Fisher Center

Ear Training, Score Reading, and Composition

Ear training and score reading each occupy one semester of instruction, with a focus on solfège and harmonic, melodic, and rhythmic dictation (ear training), and open score and transposition (score reading). Composition is taught in a two-semester course.

Topics in the first semester include melodic organization and materials; basic counterpoint; motivic development in small forms; composing for strings, winds, brass, chorus, piano, and percussion; examination of nonstandard pitch materials; and analysis of selected repertory, including 20th-century works. Assignments include melodic composition and melodic expansion, a short invention or study using twopart instrumental texture, a piece in free texture for solo instrument (usually piano), and the development of a work for string ensemble or chorus, to be read under the composer’s baton at the conclusion of the first semester.
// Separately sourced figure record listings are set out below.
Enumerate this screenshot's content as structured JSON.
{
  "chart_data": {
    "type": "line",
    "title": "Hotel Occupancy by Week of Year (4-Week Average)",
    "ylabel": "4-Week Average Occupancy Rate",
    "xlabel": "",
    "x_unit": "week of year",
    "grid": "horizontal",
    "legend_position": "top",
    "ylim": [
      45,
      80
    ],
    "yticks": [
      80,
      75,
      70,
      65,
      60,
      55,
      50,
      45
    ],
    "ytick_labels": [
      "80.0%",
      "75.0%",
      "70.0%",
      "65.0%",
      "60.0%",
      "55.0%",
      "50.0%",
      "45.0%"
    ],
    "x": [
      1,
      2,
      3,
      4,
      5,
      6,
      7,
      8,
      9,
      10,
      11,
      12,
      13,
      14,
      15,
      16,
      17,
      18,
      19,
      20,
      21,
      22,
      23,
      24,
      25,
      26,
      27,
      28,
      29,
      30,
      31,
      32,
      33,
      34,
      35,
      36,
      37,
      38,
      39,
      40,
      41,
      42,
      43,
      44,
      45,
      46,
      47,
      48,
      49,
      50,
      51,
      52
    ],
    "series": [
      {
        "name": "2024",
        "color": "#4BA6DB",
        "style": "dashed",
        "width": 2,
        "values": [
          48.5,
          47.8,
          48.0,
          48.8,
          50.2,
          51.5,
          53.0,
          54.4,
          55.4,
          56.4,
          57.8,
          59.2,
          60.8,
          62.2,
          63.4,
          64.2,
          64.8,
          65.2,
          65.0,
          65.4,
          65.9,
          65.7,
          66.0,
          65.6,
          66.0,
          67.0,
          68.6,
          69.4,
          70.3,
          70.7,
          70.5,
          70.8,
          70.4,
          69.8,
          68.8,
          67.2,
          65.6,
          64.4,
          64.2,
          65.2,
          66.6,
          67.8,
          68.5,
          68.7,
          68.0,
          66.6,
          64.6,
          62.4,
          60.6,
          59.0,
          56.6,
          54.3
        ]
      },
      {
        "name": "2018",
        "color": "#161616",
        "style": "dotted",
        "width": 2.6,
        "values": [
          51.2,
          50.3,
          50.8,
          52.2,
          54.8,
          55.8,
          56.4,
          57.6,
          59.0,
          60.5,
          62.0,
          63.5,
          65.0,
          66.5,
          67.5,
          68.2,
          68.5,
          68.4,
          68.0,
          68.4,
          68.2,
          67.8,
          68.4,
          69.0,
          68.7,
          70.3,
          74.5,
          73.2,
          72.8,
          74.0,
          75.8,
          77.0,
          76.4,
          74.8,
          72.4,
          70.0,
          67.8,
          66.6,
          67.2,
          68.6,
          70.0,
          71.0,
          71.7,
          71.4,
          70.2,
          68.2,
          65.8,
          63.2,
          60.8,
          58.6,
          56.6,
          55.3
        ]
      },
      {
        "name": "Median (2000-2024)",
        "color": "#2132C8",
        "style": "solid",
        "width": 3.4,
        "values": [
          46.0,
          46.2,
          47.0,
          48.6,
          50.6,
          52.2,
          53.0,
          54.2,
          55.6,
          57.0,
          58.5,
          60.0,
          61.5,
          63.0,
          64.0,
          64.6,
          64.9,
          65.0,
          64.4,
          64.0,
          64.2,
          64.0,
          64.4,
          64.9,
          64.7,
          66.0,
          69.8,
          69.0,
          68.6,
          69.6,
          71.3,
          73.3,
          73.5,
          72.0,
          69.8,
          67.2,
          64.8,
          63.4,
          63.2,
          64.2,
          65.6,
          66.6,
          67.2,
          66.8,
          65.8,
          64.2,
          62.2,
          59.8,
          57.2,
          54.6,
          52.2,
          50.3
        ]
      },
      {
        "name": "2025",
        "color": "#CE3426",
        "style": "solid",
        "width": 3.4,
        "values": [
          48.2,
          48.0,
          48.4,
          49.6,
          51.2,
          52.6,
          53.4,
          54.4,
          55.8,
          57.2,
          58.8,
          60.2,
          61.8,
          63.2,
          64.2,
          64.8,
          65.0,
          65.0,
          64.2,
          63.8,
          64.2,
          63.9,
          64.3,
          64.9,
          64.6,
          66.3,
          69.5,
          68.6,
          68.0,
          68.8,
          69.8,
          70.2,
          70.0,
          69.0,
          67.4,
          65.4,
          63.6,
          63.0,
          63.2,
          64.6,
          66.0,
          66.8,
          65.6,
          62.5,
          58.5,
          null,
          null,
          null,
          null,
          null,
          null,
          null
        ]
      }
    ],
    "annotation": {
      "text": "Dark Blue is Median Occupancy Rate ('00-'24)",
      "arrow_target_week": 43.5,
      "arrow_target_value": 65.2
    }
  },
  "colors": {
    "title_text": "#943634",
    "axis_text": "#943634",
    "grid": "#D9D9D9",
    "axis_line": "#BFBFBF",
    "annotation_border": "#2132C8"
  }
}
In the second semester students compose a theme and variations, score for larger ensembles of mixed winds and strings, compose with nontonal pitch materials (either restricted to three- or four-pitch classes, working with a nontonal motive, or using a tone row), and compose a woodwind quintet or choral work with small ensemble, to be read under the composer’s baton. During the second part of the semester, each student starts sketching and drafting ideas for a work of about four minutes’ duration, to be completed and performed as part of the student’s conducting program for the thesis concert.